Transporter	Gene	Inhibitor
P-gp	ABCB1	cyclosporine^(a,b,c,d), elacridar (GF120918)^(a), ketoconazole^(a,c,e,f,g), quinidine^(c,f,g), valspodar (PSC833), verapamil^(c,f,g), zosuquidar (LY335979)
BCRP	ABCG2	elacridar (GF120918)^(h), fumitremorgin C (FTC), ko143, novobiocin^(c,e)
OATP1B1, OATP1B3	SLCO1B1, SLCO1B3	bromosulfophthalein (BSP) ^(b,d), cyclosporine^(a,b,d,,h,i), estrone-3-sulfate^(a,b,e), rifampicin^(a,d,e,h), rifamycin SV
OAT1, OAT3	SLC22A6, SLC22A8	benzylpenicillin^(j), probenecid^(c,d)

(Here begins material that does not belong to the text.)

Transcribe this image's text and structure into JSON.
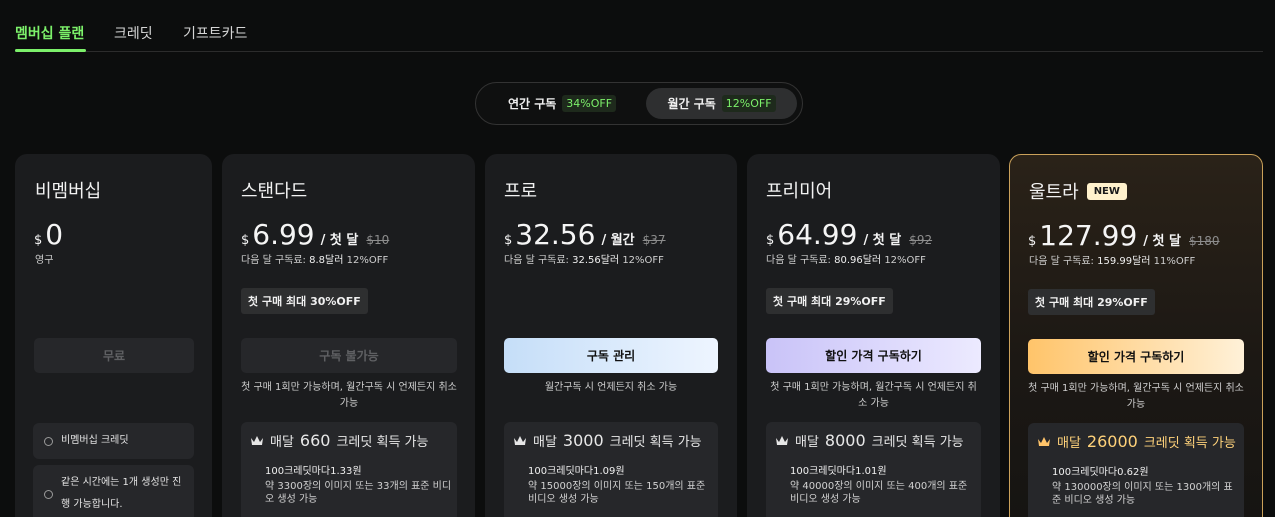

MATE1, MATE-2K	SLC47A1, SLC47A2	cimetidine^(e,f), pyrimethamine^(f)
OCT2	SLC22A2	cimetidine^(e,g), clonidine^(g)

Note: This table provides examples of in vitro inhibitors for various transporters and is not intended to be an exhaustive list.
^a Also an inhibitor of BCRP.
^bAlso an inhibitor of NTCP.
^c Also an inhibitor of OATPs.
^d Also an inhibitor of MRP2.
^e Also an inhibitor of OAT3.
^f Also an inhibitor of OCT2.
^g Also an inhibitor of MATEs.
^h Also an inhibitor of P-gp.
ⁱ Preincubation with inhibitors prior to inhibition studies causes a decrease of the Ki value.
^jSelectively inhibit OAT3 at lower concentrations. Note at the concentration inhibiting OAT3, benzylpenicillin also inhibits OATP1B3.